Greenpeace fordert die sofortige Umsetzung der EU-Anti-SLAPP-Richtlinie in Österreich. Die Umweltschutzorganisation macht dabei auf einen aktuellen Fall aufmerksam: Am Bezirksgericht Amsterdam findet heute eine entscheidende Anhörung statt, bei der sich Greenpeace International mit einer Gegenklage gegen den US-Pipeline-Konzern Energy Transfer wehrt.

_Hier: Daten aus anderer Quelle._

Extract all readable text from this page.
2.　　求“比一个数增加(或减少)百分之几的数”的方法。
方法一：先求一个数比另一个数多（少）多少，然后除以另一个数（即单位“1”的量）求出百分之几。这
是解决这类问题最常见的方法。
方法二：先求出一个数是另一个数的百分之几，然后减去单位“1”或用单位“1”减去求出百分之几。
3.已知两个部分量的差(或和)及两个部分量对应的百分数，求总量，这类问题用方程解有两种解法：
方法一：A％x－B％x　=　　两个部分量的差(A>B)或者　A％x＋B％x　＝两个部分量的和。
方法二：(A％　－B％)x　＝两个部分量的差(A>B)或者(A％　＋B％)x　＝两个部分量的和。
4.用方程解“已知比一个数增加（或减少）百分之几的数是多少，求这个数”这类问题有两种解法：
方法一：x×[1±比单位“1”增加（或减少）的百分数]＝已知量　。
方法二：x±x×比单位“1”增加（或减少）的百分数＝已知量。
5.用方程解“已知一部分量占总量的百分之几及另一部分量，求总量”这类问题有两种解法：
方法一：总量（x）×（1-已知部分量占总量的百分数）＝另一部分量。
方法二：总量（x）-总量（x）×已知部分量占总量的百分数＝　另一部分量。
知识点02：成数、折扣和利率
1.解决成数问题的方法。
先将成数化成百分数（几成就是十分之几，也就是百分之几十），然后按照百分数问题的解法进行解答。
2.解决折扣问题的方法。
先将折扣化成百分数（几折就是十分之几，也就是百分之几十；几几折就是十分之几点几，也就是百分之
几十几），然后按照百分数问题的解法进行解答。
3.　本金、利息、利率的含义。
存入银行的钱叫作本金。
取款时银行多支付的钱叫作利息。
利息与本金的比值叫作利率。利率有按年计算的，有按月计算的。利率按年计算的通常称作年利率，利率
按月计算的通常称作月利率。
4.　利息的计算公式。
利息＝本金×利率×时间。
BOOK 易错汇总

Der Konzern versucht laut Greenpeace, die Organisation mit millionenschweren Schadenersatzforderungen finanziell zu ruinieren. Dabei handelt es sich um eine klassische SLAPP-Klage (Strategic Lawsuit Against Public Participation), die darauf abzielt, öffentliche Kritik zu ersticken. Während das niederländische Recht bereits entsprechenden Schutz bietet, fehlt in Österreich wenige Wochen vor Ablauf der EU-Frist am 7. Mai noch immer ein entsprechender Gesetzesentwurf.
Da 90 Prozent aller Einschüchterungsklagen rein national stattfinden, fordert Greenpeace von Justizministerin Anna Sporrer eine Ausweitung des Gesetzes über grenzüberschreitende Klagen hinaus. Nur so könne ein wirksamer Schutzschirm für die österreichische Zivilgesellschaft sichergestellt werden.

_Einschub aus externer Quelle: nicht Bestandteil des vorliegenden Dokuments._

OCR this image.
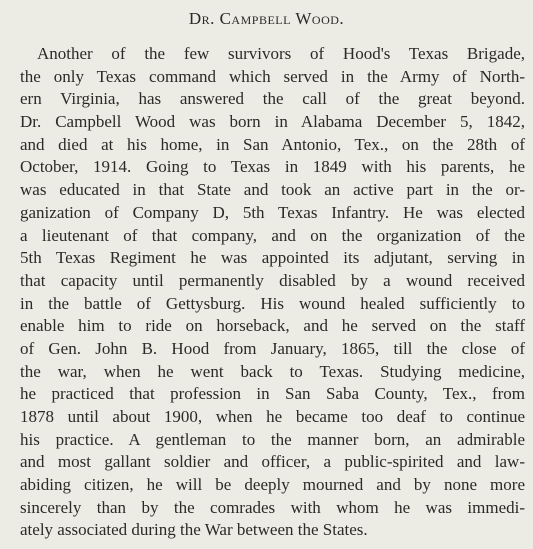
Dr. Campbell Wood.
Another of the few survivors of Hood's Texas Brigade,
the only Texas command which served in the Army of North-
ern Virginia, has answered the call of the great beyond.
Dr. Campbell Wood was born in Alabama December 5, 1842,
and died at his home, in San Antonio, Tex., on the 28th of
October, 1914. Going to Texas in 1849 with his parents, he
was educated in that State and took an active part in the or-
ganization of Company D, 5th Texas Infantry. He was elected
a lieutenant of that company, and on the organization of the
5th Texas Regiment he was appointed its adjutant, serving in
that capacity until permanently disabled by a wound received
in the battle of Gettysburg. His wound healed sufficiently to
enable him to ride on horseback, and he served on the staff
of Gen. John B. Hood from January, 1865, till the close of
the war, when he went back to Texas. Studying medicine,
he practiced that profession in San Saba County, Tex., from
1878 until about 1900, when he became too deaf to continue
his practice. A gentleman to the manner born, an admirable
and most gallant soldier and officer, a public-spirited and law-
abiding citizen, he will be deeply mourned and by none more
sincerely than by the comrades with whom he was immedi-
ately associated during the War between the States.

"Der US-Ölkonzern Energy Transfer will Greenpeace mit einer Millionenklage finanziell ruinieren. Das ist ein Frontalangriff auf den Umweltschutz", erklärt Ursula Bittner, Organisationssprecherin von Greenpeace. "Während Greenpeace sich in den Niederlanden mit einer Gegenklage wehren kann, lässt die österreichische Bundesregierung die Zivilgesellschaft im Regen stehen. Wir brauchen kein zahnloses Alibi-Gesetz, sondern einen echten Schutzschirm gegen Konzern-Angriffe."
Die Anhörung am Bezirksgericht Amsterdam begann heute um 13:30 Uhr. Nach der Verhandlung ist eine Pressekonferenz vor dem Gericht mit Greenpeace International Geschäftsführer Mads Christensen geplant.